When Kerli was 16, she entered Eurolaul, a televised competition created to determine the song that would represent Estonia in the 2001 Eurovision Song Contest. It was “kind of like Estonian Idol,” she says. “The prize was a record.”

She won the prize, but the record deal went south and Kerli left home. “I started travelling to Stockholm to write music,” she says. “I wrote with every songwriter in Sweden.” Kerli lived in Stockholm for two years “without being signed and without any hope of being signed but I knew that’s what I had to do,” she says.

“Once I lived for three months in the first floor of an abandoned house. I slept on a foldable bed for three months. One room in that house was a studio, and people would come in the morning to work so I’d have to go out and it was winter, and I didn’t have any money for food, so my mom sent me $100 a month. I ate only rice for three months. Rice with peanuts, rice with peas, that was just like, ‘that’s just what I gotta do, that’s one step closer to my dream, no matter how hard it is.’”

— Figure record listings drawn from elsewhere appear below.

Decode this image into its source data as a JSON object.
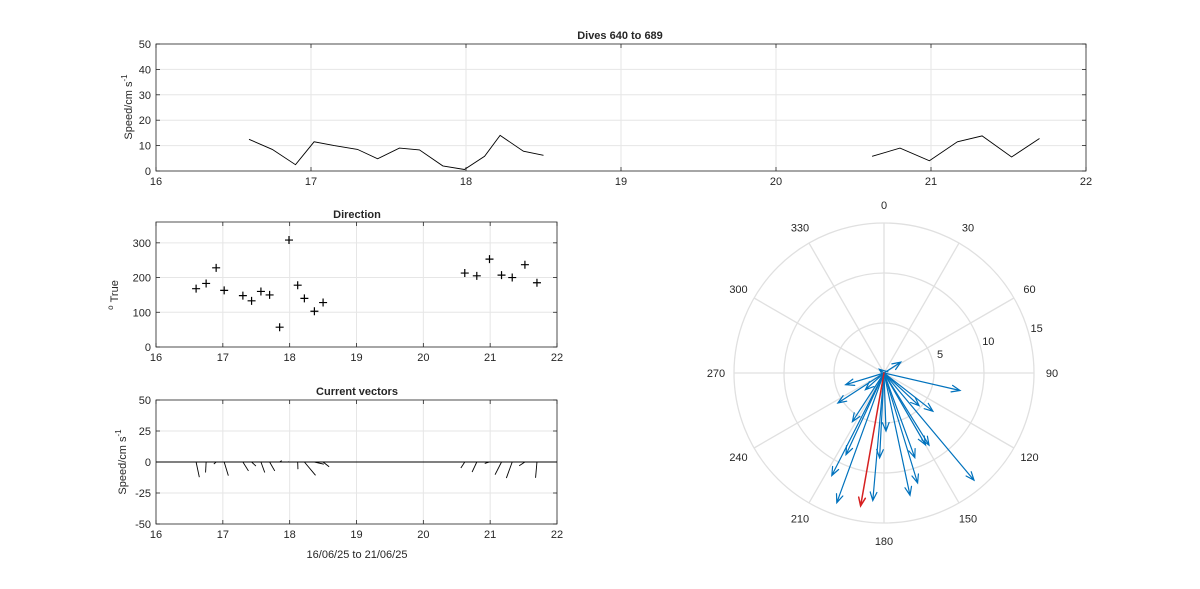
{
  "chart_data": [
    {
      "id": "speed",
      "type": "line",
      "title": "Dives 640 to 689",
      "xlabel": "",
      "ylabel": "Speed/cm s",
      "ylabel_sup": "-1",
      "xlim": [
        16,
        22
      ],
      "ylim": [
        0,
        50
      ],
      "xticks": [
        16,
        17,
        18,
        19,
        20,
        21,
        22
      ],
      "yticks": [
        0,
        10,
        20,
        30,
        40,
        50
      ],
      "grid": true,
      "segments": [
        {
          "x": [
            16.6,
            16.75,
            16.9,
            17.02,
            17.15,
            17.3,
            17.43,
            17.57,
            17.7,
            17.85,
            17.99,
            18.12,
            18.22,
            18.37,
            18.5
          ],
          "y": [
            12.5,
            8.5,
            2.5,
            11.5,
            10,
            8.5,
            4.8,
            9,
            8.3,
            2,
            0.6,
            5.8,
            14,
            7.8,
            6.2
          ]
        },
        {
          "x": [
            20.62,
            20.8,
            20.99,
            21.17,
            21.33,
            21.52,
            21.7
          ],
          "y": [
            5.8,
            9,
            4,
            11.5,
            13.8,
            5.5,
            12.8
          ]
        }
      ]
    },
    {
      "id": "direction",
      "type": "scatter",
      "title": "Direction",
      "xlabel": "",
      "ylabel": "True",
      "ylabel_sup": "o",
      "xlim": [
        16,
        22
      ],
      "ylim": [
        0,
        360
      ],
      "xticks": [
        16,
        17,
        18,
        19,
        20,
        21,
        22
      ],
      "yticks": [
        0,
        100,
        200,
        300
      ],
      "grid": true,
      "marker": "+",
      "x": [
        16.6,
        16.75,
        16.9,
        17.02,
        17.3,
        17.43,
        17.57,
        17.7,
        17.85,
        17.99,
        18.12,
        18.22,
        18.37,
        18.5,
        20.62,
        20.8,
        20.99,
        21.17,
        21.33,
        21.52,
        21.7
      ],
      "y": [
        168,
        183,
        228,
        163,
        148,
        133,
        160,
        150,
        57,
        308,
        178,
        140,
        103,
        128,
        213,
        205,
        253,
        207,
        200,
        237,
        185
      ]
    },
    {
      "id": "vectors",
      "type": "line",
      "title": "Current vectors",
      "xlabel": "16/06/25 to 21/06/25",
      "ylabel": "Speed/cm s",
      "ylabel_sup": "-1",
      "xlim": [
        16,
        22
      ],
      "ylim": [
        -50,
        50
      ],
      "xticks": [
        16,
        17,
        18,
        19,
        20,
        21,
        22
      ],
      "yticks": [
        -50,
        -25,
        0,
        25,
        50
      ],
      "grid": true,
      "baseline": 0
    },
    {
      "id": "rose",
      "type": "polar",
      "title": "",
      "rlim": [
        0,
        15
      ],
      "rticks": [
        5,
        10,
        15
      ],
      "angle_ticks": [
        0,
        30,
        60,
        90,
        120,
        150,
        180,
        210,
        240,
        270,
        300,
        330
      ],
      "orientation": "clockwise from north",
      "colors": {
        "vectors": "#0072bd",
        "mean": "#d62020"
      },
      "mean_vector": {
        "direction": 190,
        "speed": 13.5
      }
    }
  ]
}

Eventually her travels brought her to New York, where she scored an audition with Reid (producer of Avril Lavigne, Kanye West, Rihanna and Ne-Yo, among others), who signed her to Island Def Jam in 2006.

I ask if Love Is Dead – released today – was inspired by any one event in particular.

“It’s hard to say,” she says. “I wrote this album over five years, so there are songs on it I wrote when I was 17.

“A lot of the songs I wrote when I was really depressed, and then the later songs I wrote after coming out from my depression, so the theme of the album pretty much is overcoming obstacles and overcoming the darkness. I’m really grateful for all these experiences because I believe that until you are absorbed by darkness you can’t overcome it and face the light.”